Time for bankers to start slapping themselves on the back and suggesting that they might perhaps deserve a bit of a bonus (or three) for keeping things steady while their compatriots on the Continent are busily falling apart perhaps? They might like to hold their horses a while.

The private (and sometimes public) bitching about the FSA/Bank of England requirements that banks hold more capital has been loud and long-standing. And it hasn't finished yet.

Yesterday, however, no less than Andrew Tyrie, the chairman of the Treasury Select Committee, warned that tighter rules on capital (and other regulation) could be hitting banks' ability to lend to businesses and choking off Britain's economic recovery.

But is this true? The spectre of banks – private businesses it should be remembered – going cap-in-hand to the taxpayer cannot be allowed to be repeated. They had to do this in the first place because they weren't sufficiently capitalised to deal with the effect of the financial crisis. To prevent a repeat requires that they be better capitalised.

As evidenced by the view of British banks as defensive, they largely now are. And yet so far no one has been able to come up with a compelling answer to the question of why the supply of credit to small and medium-sized businesses is still so constrained. Perhaps, with trading statements due over the next few days, the banks' top executives might like to come up with some suggestions.



Where are the advocates for capitalism?

Much has been made of the rather vague nature of the anti-capitalist protests that have been repeated across the world. Yesterday, the pressure group UK Uncut added a little clarity when it joined forces with the demonstrators who show no signs of quitting their encampment outside St Paul's Cathedral.

UK Uncut is quite clear what it is cross about: claims that HM Revenue & Customs has done sweetheart deals with big companies (the headline-grabbing one is allegedly with Goldman Sachs, which HMRC denies).

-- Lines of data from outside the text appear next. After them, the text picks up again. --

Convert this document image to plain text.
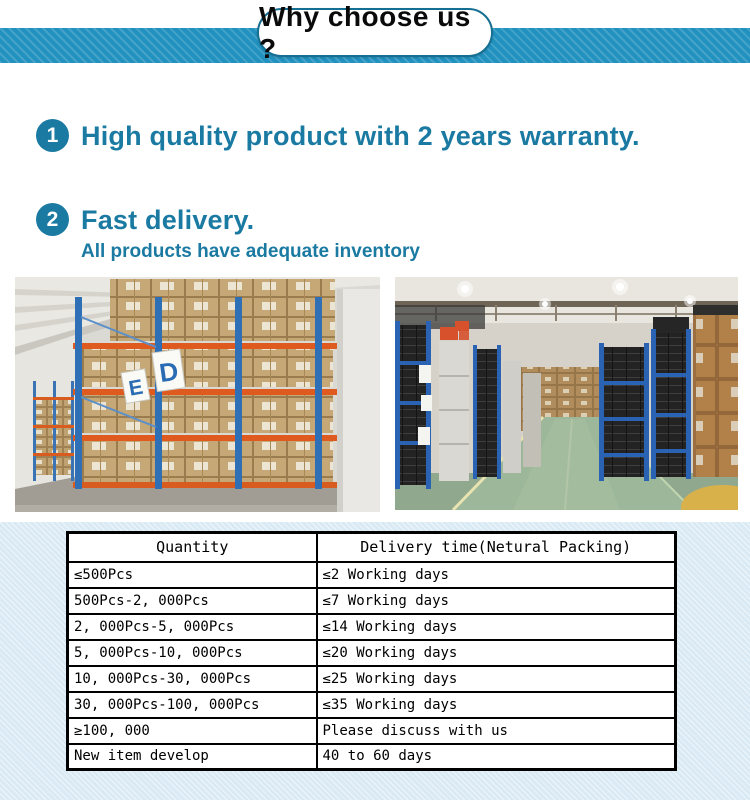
Why choose us ?
1 High quality product with 2 years warranty.
2 Fast delivery.
All products have adequate inventory
E
D
Quantity	Delivery time(Netural Packing)
≤500Pcs	≤2 Working days
500Pcs-2, 000Pcs	≤7 Working days
2, 000Pcs-5, 000Pcs	≤14 Working days
5, 000Pcs-10, 000Pcs	≤20 Working days
10, 000Pcs-30, 000Pcs	≤25 Working days
30, 000Pcs-100, 000Pcs	≤35 Working days
≥100, 000	Please discuss with us
New item develop	40 to 60 days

It wants heads to roll. With thoughts turning to end-of-year tax returns and the HMRC's typically aggressive approach, it won't be short of supporters.

In general, however, protesters are rather less specific about their demands. But what is striking is the lack of anyone to forcefully put the case for the defence of the capitalism they are so incoherently angry about it.

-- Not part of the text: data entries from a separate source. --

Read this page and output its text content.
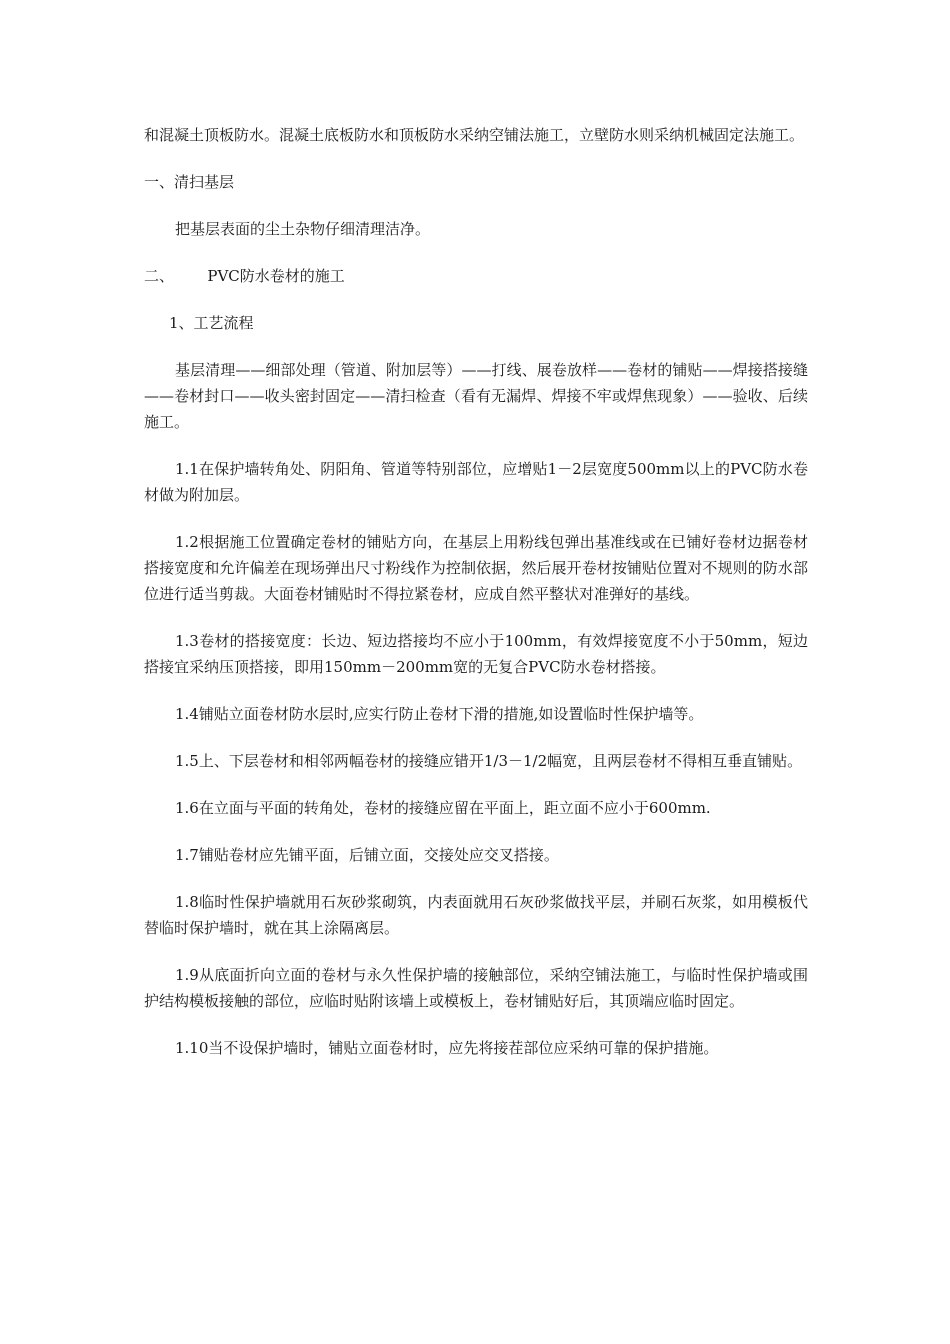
和混凝土顶板防水。混凝土底板防水和顶板防水采纳空铺法施工，立壁防水则采纳机械固定法施工。

一、清扫基层

把基层表面的尘土杂物仔细清理洁净。

二、       PVC防水卷材的施工

1、工艺流程

基层清理——细部处理（管道、附加层等）——打线、展卷放样——卷材的铺贴——焊接搭接缝——卷材封口——收头密封固定——清扫检查（看有无漏焊、焊接不牢或焊焦现象）——验收、后续施工。

1.1在保护墙转角处、阴阳角、管道等特别部位，应增贴1－2层宽度500mm以上的PVC防水卷材做为附加层。

1.2根据施工位置确定卷材的铺贴方向，在基层上用粉线包弹出基准线或在已铺好卷材边据卷材搭接宽度和允许偏差在现场弹出尺寸粉线作为控制依据，然后展开卷材按铺贴位置对不规则的防水部位进行适当剪裁。大面卷材铺贴时不得拉紧卷材，应成自然平整状对准弹好的基线。

1.3卷材的搭接宽度：长边、短边搭接均不应小于100mm，有效焊接宽度不小于50mm，短边搭接宜采纳压顶搭接，即用150mm－200mm宽的无复合PVC防水卷材搭接。

1.4铺贴立面卷材防水层时,应实行防止卷材下滑的措施,如设置临时性保护墙等。

1.5上、下层卷材和相邻两幅卷材的接缝应错开1/3－1/2幅宽，且两层卷材不得相互垂直铺贴。

1.6在立面与平面的转角处，卷材的接缝应留在平面上，距立面不应小于600mm.

1.7铺贴卷材应先铺平面，后铺立面，交接处应交叉搭接。

1.8临时性保护墙就用石灰砂浆砌筑，内表面就用石灰砂浆做找平层，并刷石灰浆，如用模板代替临时保护墙时，就在其上涂隔离层。

1.9从底面折向立面的卷材与永久性保护墙的接触部位，采纳空铺法施工，与临时性保护墙或围护结构模板接触的部位，应临时贴附该墙上或模板上，卷材铺贴好后，其顶端应临时固定。

1.10当不设保护墙时，铺贴立面卷材时，应先将接茬部位应采纳可靠的保护措施。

There seems to be a desperate paucity of effective advocates. Perhaps this explains why David Buik, now in semi-retirement from BGC Partners, has been so visible in recent days. He's even had the gumption to go and put a case to the demonstrators. But Mr Buik is something of a voice in the wilderness.

This really doesn't speak well of the skills of London's huge financial PR industry. The next time those with their hands on the purse-strings see Mr Buik ploughing a lonely furrow, they might like to ask exactly what they're getting for the millions they pay to it.

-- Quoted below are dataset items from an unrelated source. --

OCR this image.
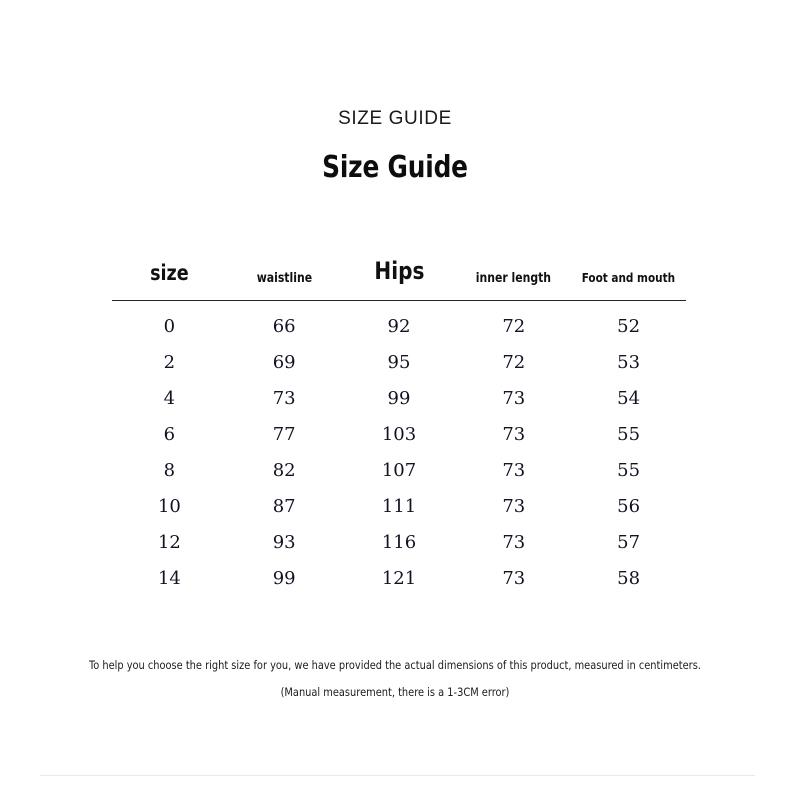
SIZE GUIDE
Size Guide
size	waistline	Hips	inner length	Foot and mouth
0	66	92	72	52
2	69	95	72	53
4	73	99	73	54
6	77	103	73	55
8	82	107	73	55
10	87	111	73	56
12	93	116	73	57
14	99	121	73	58
To help you choose the right size for you, we have provided the actual dimensions of this product, measured in centimeters.
(Manual measurement, there is a 1-3CM error)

A tip for Greece: fine the British lager louts

The problem with austerity measures driven by public-sector debt is that if you cut too far and too fast they become counter-productive: you risk damaging your economy so much that balancing the books gets harder and harder and you end up in a vicious circle (are you awake at the back, George Osborne?).

Which brings us to Greece, now facing just that problem. With a pressing need for revenue and economic activity, it is unlikely that even the worst of the British tourists who have blighted various resorts down the years will be turned away.

But perhaps the Greeks could turn the annual summer carnage to their advantage. I remember once being told about how the police in one of the southern US states (it's not only the federal government that has problems with a deficit stateside) had been issued with equipment to enable speeding motorists to pay through their cards, no questions asked, if they should stray even a mile or two an hour over the limit. The aim was to raise much-needed revenue.

The story may be apocryphal. But perhaps it can be applied to Greece.

If similar equipment is issued to police there, instead of arresting drunks they could levy spot fines for public drunkenness and its various spin-off offences before sending the boozy Brits to their lodgings to sleep it off and be ready for another session (and another fine) the next day.